When I think, as I often do, how my life before my marriage was so totally swept away by my marriage I now also think of Nelse. One early September dawn while we were birding I asked him if he had any regrets about showing up and meeting us all, and how that so utterly changed the routine of his life. He looked back in the direction of my house a couple of miles away, and then in the direction of the old place where Dalva lived, as if to truly locate himself, then he said he couldn’t have done otherwise. There was a specific rawness to the way he looked and spoke. J.M. had left for Lincoln the morning before and I had heard them quarreling in the distance when they walked down the country road just before dark. It was apparent that evening how unnerved he was by the radical change in his life and how upset he had been when Dalva had completely sided with J.M. over how much time he would spend in Lincoln. He was bargaining for three days a week in Lincoln and four up here and J.M. insisted on the reverse. He had stood up from the supper table waving a chicken drumstick and said, “Goddammit” very loudly. This somehow shocked and amused me. I had only taken “the Lord’s name in vain,” as we called it, once in my life when I had driven over to Bassett to pick up John Wesley after he had wrecked his plane. It was early evening and he was standing there leaning against a fence with several farmers passing a bottle of whiskey. I fairly howled, “Goddammit” and the men turned from me and looked a
t the crumpled plane. Men like to give foolhardy things a patina of rationality. John Wesley simply loved airplanes though he didn’t care for airports, thinking they somehow diminished the glory of what he called his “sport.” Of course on our road, his landing strip, there were many days no cars passed at all except the mailman. I am mindful of the fact that Dalva yelled out when she was twelve that if it were up to me nothing would have been invented. In defense I said I approved of books and binoculars and antibiotics but then began to run out of steam.

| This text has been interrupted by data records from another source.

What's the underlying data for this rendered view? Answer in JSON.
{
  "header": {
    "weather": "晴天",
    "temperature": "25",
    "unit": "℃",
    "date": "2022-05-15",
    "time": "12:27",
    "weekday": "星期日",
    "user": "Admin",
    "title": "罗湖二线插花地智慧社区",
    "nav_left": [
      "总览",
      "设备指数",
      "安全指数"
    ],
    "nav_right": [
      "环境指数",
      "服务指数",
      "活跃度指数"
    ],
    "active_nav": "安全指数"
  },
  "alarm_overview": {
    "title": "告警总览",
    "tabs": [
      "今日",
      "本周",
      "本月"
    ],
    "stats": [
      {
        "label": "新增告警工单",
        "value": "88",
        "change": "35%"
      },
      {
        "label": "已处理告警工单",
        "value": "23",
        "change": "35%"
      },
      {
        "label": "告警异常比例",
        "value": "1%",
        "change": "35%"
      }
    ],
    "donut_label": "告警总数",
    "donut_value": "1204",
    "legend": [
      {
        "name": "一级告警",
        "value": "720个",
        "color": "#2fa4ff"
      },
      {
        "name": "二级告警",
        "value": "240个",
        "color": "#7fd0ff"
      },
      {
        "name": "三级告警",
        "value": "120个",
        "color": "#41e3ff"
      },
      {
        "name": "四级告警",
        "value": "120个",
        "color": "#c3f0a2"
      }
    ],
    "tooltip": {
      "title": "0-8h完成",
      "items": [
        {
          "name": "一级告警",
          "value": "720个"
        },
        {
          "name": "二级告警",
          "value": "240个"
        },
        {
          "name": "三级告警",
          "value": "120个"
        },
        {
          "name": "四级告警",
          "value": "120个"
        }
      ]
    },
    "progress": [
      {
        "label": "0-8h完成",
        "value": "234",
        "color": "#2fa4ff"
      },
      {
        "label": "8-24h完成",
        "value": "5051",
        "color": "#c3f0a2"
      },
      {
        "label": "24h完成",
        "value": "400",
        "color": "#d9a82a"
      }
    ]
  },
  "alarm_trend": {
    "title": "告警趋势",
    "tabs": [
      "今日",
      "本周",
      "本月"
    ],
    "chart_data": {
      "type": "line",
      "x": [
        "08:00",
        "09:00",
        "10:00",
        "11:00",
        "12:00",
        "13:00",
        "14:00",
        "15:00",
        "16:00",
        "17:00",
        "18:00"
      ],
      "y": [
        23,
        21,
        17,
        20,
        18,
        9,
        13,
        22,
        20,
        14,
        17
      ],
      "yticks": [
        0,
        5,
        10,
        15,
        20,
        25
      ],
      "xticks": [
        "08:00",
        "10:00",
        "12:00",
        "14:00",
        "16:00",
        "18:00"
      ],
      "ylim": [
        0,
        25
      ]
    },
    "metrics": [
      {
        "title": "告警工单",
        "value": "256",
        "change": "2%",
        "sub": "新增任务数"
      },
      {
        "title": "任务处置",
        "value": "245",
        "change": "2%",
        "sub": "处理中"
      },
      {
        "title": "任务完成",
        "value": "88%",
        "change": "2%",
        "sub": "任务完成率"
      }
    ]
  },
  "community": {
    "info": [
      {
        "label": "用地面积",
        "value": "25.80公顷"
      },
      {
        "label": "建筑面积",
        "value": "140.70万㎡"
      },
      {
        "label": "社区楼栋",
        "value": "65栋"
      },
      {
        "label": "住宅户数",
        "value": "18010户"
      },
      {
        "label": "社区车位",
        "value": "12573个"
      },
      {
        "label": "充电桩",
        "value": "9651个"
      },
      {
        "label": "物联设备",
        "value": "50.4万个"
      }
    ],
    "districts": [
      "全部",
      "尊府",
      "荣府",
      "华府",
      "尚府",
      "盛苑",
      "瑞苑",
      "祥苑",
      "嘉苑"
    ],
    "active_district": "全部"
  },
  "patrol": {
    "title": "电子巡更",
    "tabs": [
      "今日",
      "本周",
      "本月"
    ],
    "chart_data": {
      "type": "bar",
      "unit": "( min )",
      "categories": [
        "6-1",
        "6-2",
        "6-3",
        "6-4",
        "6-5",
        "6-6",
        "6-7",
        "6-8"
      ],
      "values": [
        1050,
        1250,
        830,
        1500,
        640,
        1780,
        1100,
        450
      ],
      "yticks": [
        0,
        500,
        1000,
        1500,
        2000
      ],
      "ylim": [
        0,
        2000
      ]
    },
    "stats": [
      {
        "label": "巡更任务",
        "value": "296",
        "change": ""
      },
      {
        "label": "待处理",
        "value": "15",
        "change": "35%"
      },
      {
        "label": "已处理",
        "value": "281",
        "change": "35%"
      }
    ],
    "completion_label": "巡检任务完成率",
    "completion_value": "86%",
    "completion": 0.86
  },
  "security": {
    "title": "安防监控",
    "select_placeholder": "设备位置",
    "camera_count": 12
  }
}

Nelse’s “goddammit” resounded with the ache of a male trapped by females. The dinner table was a cage we had built for him God knows why. We even tried to make him eat too much. Dalva brought over some nice wine from the old place, where Nelse insisted on staying in the bunkhouse like his father. He admits to being an occasional claustrophobe and he and Lundquist tore out a big section, making a screen out of a wall. Presumably glass will be installed later, I thought, but they built swinging doors like a barn door for when he is gone. Almost idiotically he said that on cold nights he likes the cold, and on warm nights he likes the warmth. Dalva thinks that part of his unrest came about last weekend when she showed him the Native artifacts in her sub-basement and asked him to help redistribute them to their proper place. He said there was no longer a truly proper place but he’d think it over, then he stayed down there an entire night which upset her. I think she should make the house her own and that shouldn’t include caring for the family ghosts.